Cyrano10 maggio 2022 17:08
Sì, purtroppo verrebbe sempre da lì, è la WTS che riorganizza se stessa. Ma ricordi quando c'era l'ostracismo per gli ex proclamatori non battezzati, e poi fu ritirato? Potrebbe succedere una cosa similare. Ovviamente non è un semplice schiocco di dita, ma sono le riforme che qui chiediamo a gran voce.
Io sono sempre stato convinto, sempre, che l'ekklesìa non sia un'organizzazione ma che semplicemente l'ekklesìa si organizza.
I TDW identificano in modo corrispondente ekklesìa e WTS, non capendo che la WTS è solo un ente legale, per quanto mastodontico e tirannico, una grossa casa editrice. E spesso ha cambiato idea su moltissime cose, dicendo addirittura il contrato di ciò che sosteneva decenni o anni prima.
Quanto alle date, ovviamente hai ragione e lo sanno anche le pietre. È sempre quello il punto; l'organizzazione è uno strumento, non è l'ekklesìa in sé.
La WTS è diventata una tirannide con l'imposizione dell'ostracismo indiscriminato. Sai una cosa? Ha copiato pari pari la "SCOMUNICA VITANDUS" del cattolicesimo di qualche secolo fa, ma applicandolo a chiunque venga espulso per QUALSIASI motivo.
Puoi essere un pericoloso serial killer, un ladro incallito, un sacrilego che odia Dio, o semplicemente un giovanotto che ha avuto un momento di debolezza oppure dei dubbi organizzativi, TUTTI vengono trattati allo stesso modo.
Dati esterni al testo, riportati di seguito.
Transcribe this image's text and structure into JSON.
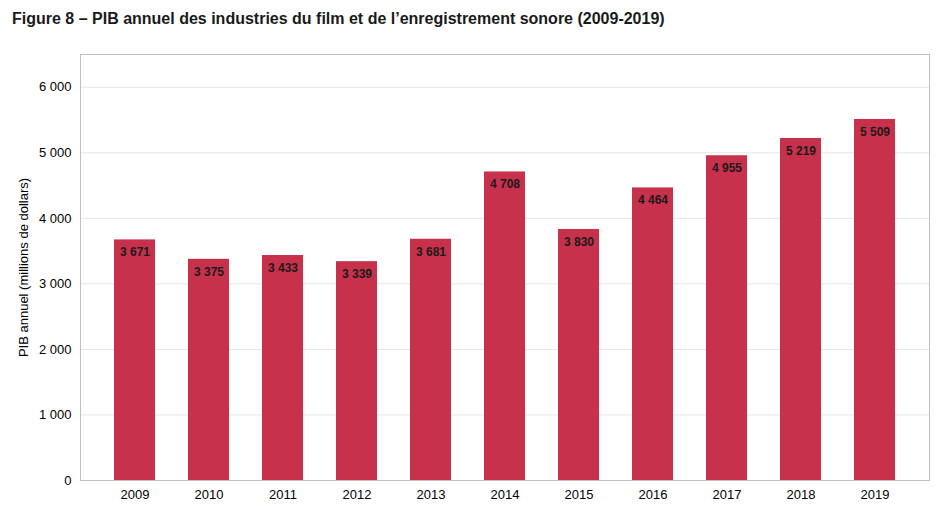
{
  "chart_data": {
    "type": "bar",
    "title": "Figure 8 – PIB annuel des industries du film et de l’enregistrement sonore (2009-2019)",
    "ylabel": "PIB annuel (millions de dollars)",
    "categories": [
      "2009",
      "2010",
      "2011",
      "2012",
      "2013",
      "2014",
      "2015",
      "2016",
      "2017",
      "2018",
      "2019"
    ],
    "values": [
      3671,
      3375,
      3433,
      3339,
      3681,
      4708,
      3830,
      4464,
      4955,
      5219,
      5509
    ],
    "value_labels": [
      "3 671",
      "3 375",
      "3 433",
      "3 339",
      "3 681",
      "4 708",
      "3 830",
      "4 464",
      "4 955",
      "5 219",
      "5 509"
    ],
    "color": "#C8314B",
    "ylim": [
      0,
      6500
    ],
    "yticks": [
      0,
      {
        "value": 1000,
        "label": "1 000"
      },
      {
        "value": 2000,
        "label": "2 000"
      },
      {
        "value": 3000,
        "label": "3 000"
      },
      {
        "value": 4000,
        "label": "4 000"
      },
      {
        "value": 5000,
        "label": "5 000"
      },
      {
        "value": 6000,
        "label": "6 000"
      }
    ],
    "grid": true,
    "data_labels": true
  }
}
Non c'è proporzionalità. Tutti vengono ostracizzati ed è vietato rivolger loro un cenno di socialità. E sembra goderne in modo perverso, la WTS non sta tenendo lontani dei pericolosi individui (non solo, almeno), ma sta rovinando tantissime vite e famiglie, per motivi spesso futili, discutibili od evitabili.
Non le importa niente dell'individuo, ma solo del proprio potere.
È quello il fine ultimo, perché il potere corrompe, e la WTS si è SEDUTA, adagiata su questa sensazione di potere assoluto, perché si è innescato un sistema auto-censorio nel quale nessuno osa esternare i dubbi che lo consumano dentro riguardo a procedure organizzative od altri dettagli. Meglio consumarsi, o subire l'ostracismo talvolta inevitabile?
Davvero bisogna scegliere tra queste due cose?
È il momento di alzare la voce. Lo so che, per il suddetto meccanismo burocratico, chiunque, anche gruppi, che alzassero la voce verrebbero tutti estromessi in tronco. Ma la voce dei consapevoli sta aumentando, e deve aumentare. Non può più continuare un meccanismo del genere. Questa riforma serve.
Se la WTS teme un esodo di massa, allora è quello il suo problema, e lo ha ammesso più volte; sa di non poter esercitare più un potere totalitario se lascia che le persone abbiano la propria naturale libertà, mitigando le punizioni e proporzionandole alla vera trasgressione. Allo stato attuale è un letamaio confusionario.
Teme una grande fuoriuscita? E quale sarebbe il problema? Preferisce schiavi in galera, piuttosto che uomini leali e liberi?
Esatto, è quello il suo problema. Scrissero che l'ostracismo "serve per l'esistenza stessa dell'organizzazione". Io dissento su questo. Ma è una frase da malafede.
Chi è convinto e leale resterebbe, chi è arrabbiato in coscienza per questi motivi, tornerebbe. Chi è incerto, potrebbe esplorare i propri dubbi senza il ricatto abnorme dell'essere ostracizzato da tutti e perdere tutto.
E l'organizzazione potrebbe riformarsi e ritornare uno strumento dell'ekklesìa, che la serve, anziché assoggettarne molti individui ed imprigionarli.
Padre celeste, fa che questo succeda, e che abbia fine questo scempio umano che ti disonora.